If I were riding my motorbike, at say 50 kph, and then at a particular point shouted out my name, theoretically speaking, would my voice reach a person standing, say 50 m ahead, at the same time as it would as if I were standing at that same point and shouting?
In other words, would the sound waves be affected by my momentum? And if sound waves can indeed be accelerated, can they also be decelerated (not halted entirely, but delayed in some way)?
No. Sound travels at a speed determined by the medium in which it is being carried. Once created and on their way, the sound waves don’t know what speed the object creating them was travelling at. Your shout may be doppler-shifted by your speed (appearing shorter and at a higher frequency to an observer in front of you), but the time it takes to get to them won’t be changed by how fast you were moving.
Now, if you happened to have a 50KPH tailwind moving the air along with you as you were moving, then the sound would appear accelerated relative to a stationary observer. It’s the speed of the carrying medium which determines it.
Great… thanks for clearing that up!! Another related question that came to my mind after reading some of the replies…
It’s the speed of the carrying medium which determines it.
Would the same apply to radio waves too?
For example, suppose I had this spaceship currently in the vicinity of Jupiter and making its way to Saturn, and I wanted to send it an urgent instruction, would accelerating my transmitter to a certain velocity and THEN sending out the radio signal cause the signal to get there any faster, and could my signal be distorted in any way because of the acceleration? It being space, there wouldn’t be any scope for variation in the physical properties of the transmitting medium. Also assuming all the intermediate planets weren’t in the way.

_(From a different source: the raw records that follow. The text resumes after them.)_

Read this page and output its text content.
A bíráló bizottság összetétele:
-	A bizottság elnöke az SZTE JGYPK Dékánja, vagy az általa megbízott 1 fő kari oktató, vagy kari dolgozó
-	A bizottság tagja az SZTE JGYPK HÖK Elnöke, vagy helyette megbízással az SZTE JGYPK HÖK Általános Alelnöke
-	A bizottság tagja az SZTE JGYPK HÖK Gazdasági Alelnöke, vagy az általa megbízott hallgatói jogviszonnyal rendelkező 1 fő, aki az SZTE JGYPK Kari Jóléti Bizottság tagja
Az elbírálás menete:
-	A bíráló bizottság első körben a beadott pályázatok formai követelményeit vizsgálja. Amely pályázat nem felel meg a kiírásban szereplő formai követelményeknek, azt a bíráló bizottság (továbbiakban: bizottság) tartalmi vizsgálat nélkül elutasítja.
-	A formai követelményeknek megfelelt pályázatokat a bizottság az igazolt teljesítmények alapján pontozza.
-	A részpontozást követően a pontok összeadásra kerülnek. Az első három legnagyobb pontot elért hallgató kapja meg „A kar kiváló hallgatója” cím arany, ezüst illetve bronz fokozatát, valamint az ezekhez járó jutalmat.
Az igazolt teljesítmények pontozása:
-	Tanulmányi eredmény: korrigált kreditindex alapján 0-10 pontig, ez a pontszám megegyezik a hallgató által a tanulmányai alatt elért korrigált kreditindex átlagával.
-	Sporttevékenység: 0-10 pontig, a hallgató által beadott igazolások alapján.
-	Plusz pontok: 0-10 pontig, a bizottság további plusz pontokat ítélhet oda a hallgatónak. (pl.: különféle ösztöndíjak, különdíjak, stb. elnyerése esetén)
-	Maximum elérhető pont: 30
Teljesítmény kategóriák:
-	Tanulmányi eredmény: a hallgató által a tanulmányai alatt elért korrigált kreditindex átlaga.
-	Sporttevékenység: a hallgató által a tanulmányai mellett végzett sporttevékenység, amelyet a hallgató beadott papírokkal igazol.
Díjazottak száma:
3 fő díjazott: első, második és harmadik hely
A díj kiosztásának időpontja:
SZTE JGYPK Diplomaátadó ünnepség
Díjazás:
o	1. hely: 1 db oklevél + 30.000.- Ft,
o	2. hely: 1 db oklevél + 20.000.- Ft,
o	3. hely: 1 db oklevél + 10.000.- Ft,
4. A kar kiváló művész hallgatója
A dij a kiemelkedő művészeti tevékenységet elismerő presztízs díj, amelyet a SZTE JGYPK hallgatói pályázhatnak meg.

Electromagnetic Radiation (radio waves, light, X-Rays, etc.) doesn’t propagate via any medium, first off (passing through a medium slows it however, or more correctly, causes it to be absorbed and re-emitted, which slows the overall signal). Travelling in the direction you’re sending the EM waves will increase their frequency (blueshift). The speed of electromagnetic radiation is a constant. One of the central findings of relativity is that you cannot add your speed to the speed of light you’re emitting.